Find the general solution for $\cot x=-\sqrt{3}$

Answer 1

Hint: First we will convert cot into tan and then write that for what value of tan of the angle we get $\dfrac{-1}{\sqrt{3}}$, and then we will use the general solution of tan to find all the possible solutions, and we can see that there will be infinitely many solutions of x for which it gives $\tan x=\dfrac{-1}{\sqrt{3}}$.

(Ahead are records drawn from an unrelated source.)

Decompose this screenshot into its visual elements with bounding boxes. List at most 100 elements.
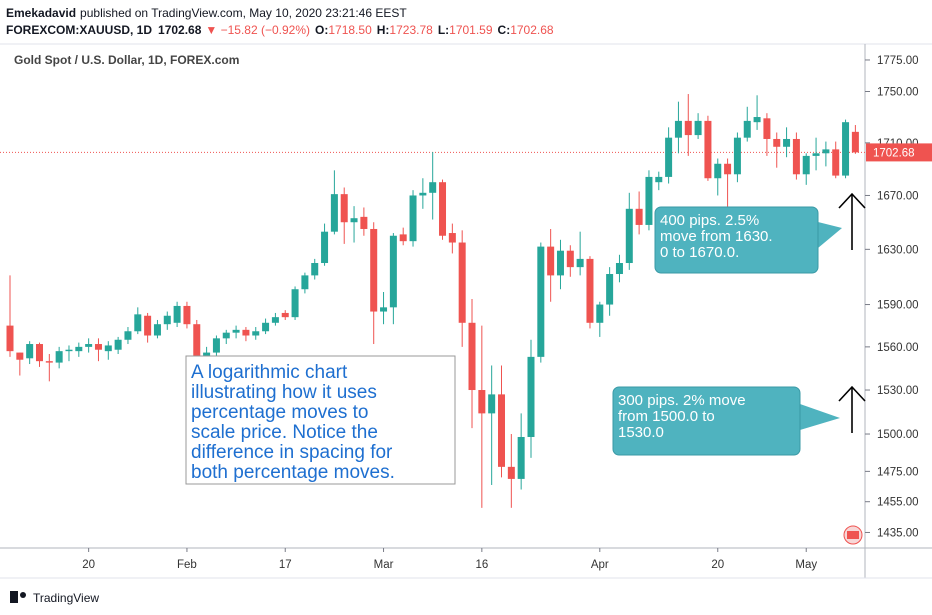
brand: TradingView (33, 591, 99, 605)
candle-body (389, 235, 397, 308)
candle-body (370, 228, 378, 312)
annotation-line: from 1500.0 to (618, 408, 715, 425)
candle-body (478, 390, 486, 414)
candle-body (65, 349, 73, 352)
candle-body (124, 331, 132, 340)
candle-body (704, 120, 712, 179)
logo-mark (10, 591, 18, 603)
candle-body (144, 315, 152, 336)
candle-body (360, 216, 368, 229)
candle-body (674, 120, 682, 138)
ohlc-value: 1718.50 (328, 23, 372, 37)
candle-body (242, 329, 250, 336)
symbol: FOREXCOM:XAUUSD, 1D (6, 23, 152, 37)
candle-body (104, 345, 112, 352)
candle-body (635, 208, 643, 225)
annotation-line: 400 pips. 2.5% (660, 212, 759, 229)
header-line-1: Emekadavid published on TradingView.com, … (6, 6, 407, 20)
candle-body (222, 332, 230, 339)
header-line-2: FOREXCOM:XAUUSD, 1D 1702.68 ▼ −15.82 (−0.9… (6, 23, 554, 37)
published: published on TradingView.com, May 10, 20… (80, 6, 407, 20)
y-tick-label: 1530.00 (877, 385, 919, 397)
candle-body (183, 305, 191, 325)
candle-body (163, 315, 171, 325)
candle-body (537, 246, 545, 357)
candle-body (330, 194, 338, 232)
candle-body (114, 339, 122, 350)
ohlc-key: L: (438, 23, 449, 37)
ohlc-value: 1701.59 (449, 23, 493, 37)
candle-body (645, 176, 653, 225)
candle-body (75, 346, 83, 352)
callout-tail (800, 404, 840, 430)
x-tick-label: May (795, 559, 817, 571)
plot: 1775.001750.001710.001670.001630.001590.… (0, 55, 932, 571)
x-tick-label: Feb (177, 559, 197, 571)
candle-body (311, 263, 319, 276)
candle-body (419, 192, 427, 196)
candle-body (232, 329, 240, 333)
candle-body (773, 138, 781, 147)
y-tick-label: 1590.00 (877, 300, 919, 312)
candle-body (596, 304, 604, 323)
candle-body (85, 344, 93, 347)
x-tick-label: 20 (82, 559, 95, 571)
candle-body (743, 120, 751, 138)
logo: TradingView (10, 591, 99, 605)
candle-body (291, 289, 299, 318)
candle-body (203, 352, 211, 357)
chart-title: Gold Spot / U.S. Dollar, 1D, FOREX.com (14, 53, 239, 67)
candle-body (468, 322, 476, 391)
candle-body (586, 258, 594, 323)
candle-body (6, 325, 14, 352)
candle-body (321, 231, 329, 264)
candle-body (606, 274, 614, 305)
candle-body (16, 352, 24, 360)
ohlc-key: C: (498, 23, 511, 37)
y-tick-label: 1500.00 (877, 429, 919, 441)
change: ▼ −15.82 (−0.92%) (205, 23, 310, 37)
candle-body (35, 344, 43, 362)
candle-body (488, 394, 496, 414)
candle-body (301, 275, 309, 290)
candle-body (724, 163, 732, 175)
callout-tail (818, 222, 842, 248)
y-tick-label: 1560.00 (877, 342, 919, 354)
candle-body (409, 195, 417, 242)
candle-body (340, 194, 348, 223)
candle-body (714, 163, 722, 179)
y-tick-label: 1455.00 (877, 497, 919, 509)
x-tick-label: 16 (475, 559, 488, 571)
y-tick-label: 1750.00 (877, 86, 919, 98)
candle-body (792, 138, 800, 175)
author: Emekadavid (6, 6, 76, 20)
candle-body (212, 338, 220, 353)
candle-body (399, 234, 407, 242)
candle-body (448, 233, 456, 243)
y-tick-label: 1435.00 (877, 527, 919, 539)
candle-body (55, 351, 63, 363)
y-tick-label: 1630.00 (877, 244, 919, 256)
candle-body (498, 394, 505, 467)
arrows (838, 192, 866, 433)
candle-body (576, 258, 584, 268)
candle-body (527, 356, 535, 437)
annotation-line: A logarithmic chart (191, 362, 348, 383)
annotation-line: 300 pips. 2% move (618, 392, 746, 409)
candle-body (694, 120, 702, 136)
candle-body (625, 208, 633, 264)
candle-body (26, 344, 34, 359)
candle-body (252, 331, 260, 336)
candle-body (655, 176, 663, 183)
candle-body (556, 250, 564, 276)
y-tick-label: 1475.00 (877, 466, 919, 478)
candle-body (842, 122, 850, 176)
candle-body (507, 466, 515, 479)
annotation-line: both percentage moves. (191, 462, 395, 483)
candle-body (517, 436, 525, 479)
candle-body (94, 344, 102, 350)
candle-body (350, 218, 358, 223)
candle-body (851, 131, 859, 153)
price: 1702.68 (158, 23, 202, 37)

Complete step-by-step answer:
Let’s convert cot into tan using the formula $\tan x=\dfrac{1}{\cot x}$
Hence, for $\cot x=-\sqrt{3}$ we get $\tan x=\dfrac{-1}{\sqrt{3}}$.
Let’s first find the value of angle for which we get $\dfrac{-1}{\sqrt{3}}$.
Now we need to find that in which quadrant tan is negative,
We know that tan is negative in ${2}^{nd}$ and ${4}^{th}$ quadrant, so $\dfrac{-\pi }{6}$ and $\pi -\dfrac{\pi }{6}$ both are the correct value,
Here, we will take $\dfrac{-\pi }{6}$.
Now we know that $\tan \left( \dfrac{-\pi }{6} \right)=\dfrac{-1}{\sqrt{3}}$
Hence, we get $\tan x=\tan \left( \dfrac{-\pi }{6} \right)$
Now we will use the formula for general solution of tan,
Now, if we have $\tan \theta =\tan \alpha $ then the general solution is:
$\theta =n\pi +\alpha $
Now using the above formula for $\tan x=\tan \left( \dfrac{-\pi }{6} \right)$ we get,
$x=n\pi -\dfrac{\pi }{6}$
Here n = integer.
Hence, from this we can see that we will get infinitely many solutions for x as we change the value of n.

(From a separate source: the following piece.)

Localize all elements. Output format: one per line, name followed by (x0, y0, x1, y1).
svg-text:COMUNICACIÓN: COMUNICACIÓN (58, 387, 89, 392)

Note: The formula for finding the general solution of tan is very important and must be kept in mind. In the above solution we have taken the value of $\alpha $ we have taken was $\dfrac{-\pi }{6}$, but one can also take the value of $\alpha $ as $\pi -\dfrac{\pi }{6}$ , as it lies in the ${2}^{nd}$ quadrant and gives negative value for tan. And then one can use the same formula for the general solution and replace the value of $\alpha $ with $\pi -\dfrac{\pi }{6}$ to get the answer, which is also correct.